It looked like the selling had slowed when the market opened on Wednesday morning. Small caps were bouncing, with many coming off lows, and the mood had improved among traders that were licking their wounds, but the action slowed in the afternoon, and selling accelerated into the close.
When the S&P 500 undercut Tuesday's lows around 4417, that triggered sell stops, and we ended up at the lows of the day.
Breadth went from slightly positive to two-to-one negative at the close, and the number of new 12-month lows expanded to over 200. It is classic corrective action and is what we need to get the indexes to align with what has already happened to the broad market.
This sort of action may not feel good, but it is the fastest way to create conditions for better market action as we move into the month of September.
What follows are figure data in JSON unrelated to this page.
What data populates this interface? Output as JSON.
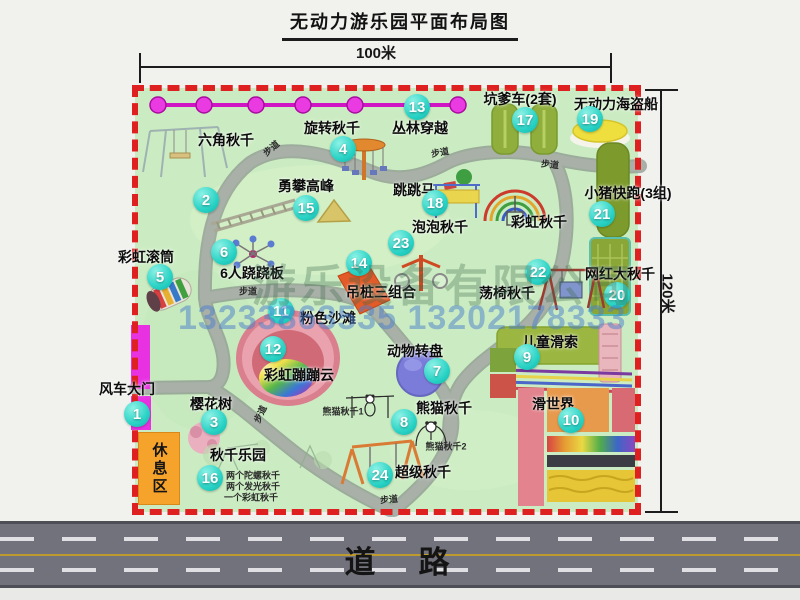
{
  "title": "无动力游乐园平面布局图",
  "dimensions": {
    "width": "100米",
    "height": "120米"
  },
  "road": {
    "label": "道　路"
  },
  "watermark": {
    "company": "游乐设备有限公司",
    "phones": "13233863535 13202178333"
  },
  "rest_area": {
    "label": "休息区"
  },
  "colors": {
    "map_green": "#cbecc2",
    "border_red": "#df2020",
    "badge_cyan": "#27d2c4",
    "zipline_magenta": "#e63ae2",
    "road_gray": "#72727c",
    "rest_orange": "#f6a32b"
  },
  "attractions": [
    {
      "num": "1",
      "name": "风车大门",
      "lx": 127,
      "ly": 389,
      "bx": 137,
      "by": 414
    },
    {
      "num": "2",
      "name": "六角秋千",
      "lx": 226,
      "ly": 140,
      "bx": 206,
      "by": 200
    },
    {
      "num": "3",
      "name": "樱花树",
      "lx": 211,
      "ly": 404,
      "bx": 214,
      "by": 422
    },
    {
      "num": "4",
      "name": "旋转秋千",
      "lx": 332,
      "ly": 128,
      "bx": 343,
      "by": 149
    },
    {
      "num": "5",
      "name": "彩虹滚筒",
      "lx": 146,
      "ly": 257,
      "bx": 160,
      "by": 277
    },
    {
      "num": "6",
      "name": "6人跷跷板",
      "lx": 252,
      "ly": 273,
      "bx": 224,
      "by": 252
    },
    {
      "num": "7",
      "name": "动物转盘",
      "lx": 415,
      "ly": 351,
      "bx": 437,
      "by": 371
    },
    {
      "num": "8",
      "name": "熊猫秋千",
      "lx": 444,
      "ly": 408,
      "bx": 404,
      "by": 422
    },
    {
      "num": "9",
      "name": "儿童滑索",
      "lx": 550,
      "ly": 342,
      "bx": 527,
      "by": 357
    },
    {
      "num": "10",
      "name": "滑世界",
      "lx": 553,
      "ly": 404,
      "bx": 571,
      "by": 420
    },
    {
      "num": "11",
      "name": "粉色沙滩",
      "lx": 328,
      "ly": 318,
      "bx": 281,
      "by": 311
    },
    {
      "num": "12",
      "name": "彩虹蹦蹦云",
      "lx": 299,
      "ly": 375,
      "bx": 273,
      "by": 349
    },
    {
      "num": "13",
      "name": "丛林穿越",
      "lx": 420,
      "ly": 128,
      "bx": 417,
      "by": 107
    },
    {
      "num": "14",
      "name": "吊桩三组合",
      "lx": 381,
      "ly": 292,
      "bx": 359,
      "by": 263
    },
    {
      "num": "15",
      "name": "勇攀高峰",
      "lx": 306,
      "ly": 186,
      "bx": 306,
      "by": 208
    },
    {
      "num": "16",
      "name": "秋千乐园",
      "lx": 238,
      "ly": 455,
      "bx": 210,
      "by": 478
    },
    {
      "num": "17",
      "name": "坑爹车(2套)",
      "lx": 520,
      "ly": 99,
      "bx": 525,
      "by": 120
    },
    {
      "num": "18",
      "name": "跳跳马",
      "lx": 414,
      "ly": 190,
      "bx": 435,
      "by": 203
    },
    {
      "num": "19",
      "name": "无动力海盗船",
      "lx": 616,
      "ly": 104,
      "bx": 590,
      "by": 119
    },
    {
      "num": "20",
      "name": "网红大秋千",
      "lx": 620,
      "ly": 274,
      "bx": 617,
      "by": 295
    },
    {
      "num": "21",
      "name": "小猪快跑(3组)",
      "lx": 628,
      "ly": 193,
      "bx": 602,
      "by": 214
    },
    {
      "num": "22",
      "name": "荡椅秋千",
      "lx": 507,
      "ly": 293,
      "bx": 538,
      "by": 272
    },
    {
      "num": "23",
      "name": "泡泡秋千",
      "lx": 440,
      "ly": 227,
      "bx": 401,
      "by": 243
    },
    {
      "num": "24",
      "name": "超级秋千",
      "lx": 423,
      "ly": 472,
      "bx": 380,
      "by": 475
    },
    {
      "num": null,
      "name": "彩虹秋千",
      "lx": 539,
      "ly": 222,
      "bx": 0,
      "by": 0
    }
  ],
  "notes": [
    {
      "text": "熊猫秋千1",
      "x": 343,
      "y": 411
    },
    {
      "text": "熊猫秋千2",
      "x": 446,
      "y": 446
    },
    {
      "text": "两个陀螺秋千",
      "x": 253,
      "y": 475
    },
    {
      "text": "两个发光秋千",
      "x": 253,
      "y": 486
    },
    {
      "text": "一个彩虹秋千",
      "x": 251,
      "y": 497
    }
  ],
  "path_labels": [
    {
      "text": "步道",
      "x": 271,
      "y": 148,
      "rot": -40
    },
    {
      "text": "步道",
      "x": 440,
      "y": 152,
      "rot": -10
    },
    {
      "text": "步道",
      "x": 550,
      "y": 164,
      "rot": 6
    },
    {
      "text": "步道",
      "x": 248,
      "y": 291,
      "rot": 0
    },
    {
      "text": "步道",
      "x": 260,
      "y": 414,
      "rot": -65
    },
    {
      "text": "步道",
      "x": 389,
      "y": 499,
      "rot": -5
    }
  ]
}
The ridiculous disparity between the indexes and the rest of the market has to correct to some extent before we see more interest in stock picking based on fundamentals and charts.
Many market players were likely discouraged by this action, and that is a good thing. Market bottoms are a product of disgust and dismay, and we have a long way to go before the indexes produce that sort of response. Many stocks are well past that point, but the indexes control sentiment, and that is the issue.
The bad news is that it was another losing day for the market. The good news is that we are making progress toward a healthy correction that will provide a foundation for better action in the fourth quarter of the year.
Have a good evening. I'll see you tomorrow.